É bem provável que já estejamos infectados demais para uma “inoculação psicológica” eficaz.

Diante das infinitas opções que a internet nos oferece, escolher no que prestar atenção, consumir e criar faz toda a diferença. O jornalista Kyle Chayka oferece um contraponto relevante à recomendação algorítmica das plataformas digitais [21].

A repetição impulsionada pela escalabilidade é inimiga do gosto porque a mesmice captura nossas escolhas. Pode ser relevante reter o que nos apaixona para evitar a usurpação do que gostamos de gostar.

Esse é um dilema típico das relações digitais estimuladas pelas mídias controladas por algoritmos.
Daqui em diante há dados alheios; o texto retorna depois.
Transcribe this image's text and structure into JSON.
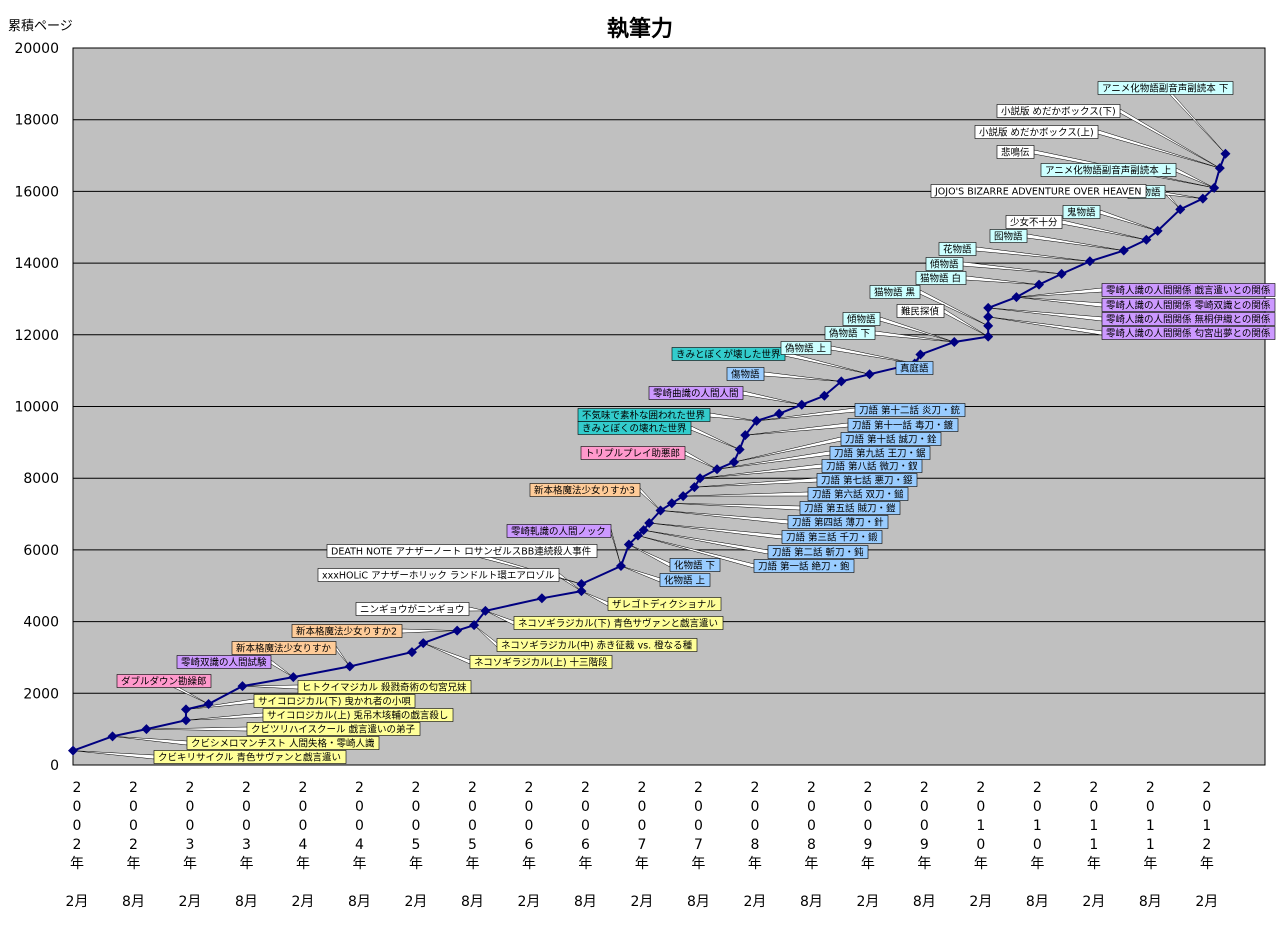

E cabe muito bem para a produção de informação qualificada, na medida em que estamos carentes de fiadores humanos para dar sentido à realidade por meio de narrativas baseadas em fatos [22].

O trabalho de escanear o que é relevante guarda uma certa privacidade, um exercício de atenção mais exclusivo, desacelerado e focado em escolhas que permitam qualificar as interpretações no ritmo da percepção humana. Nem tudo talvez mereça ser publicizado e nem tudo é escala.

O alcance da veracidade como antídoto para a desinformação não cabe em “inoculações psicológicas” contra disseminações virais. Soma-se a elas como reforço mais lento e analógico de escolhas pela civilidade e por conteúdos que realmente superem a tolerância às “bullshits” no consumo por informação.


Os links que aprofundam a leitura crítica apresentada aqui e oferecem mais informações podem estar em língua estrangeira, dependendo da fonte acessada.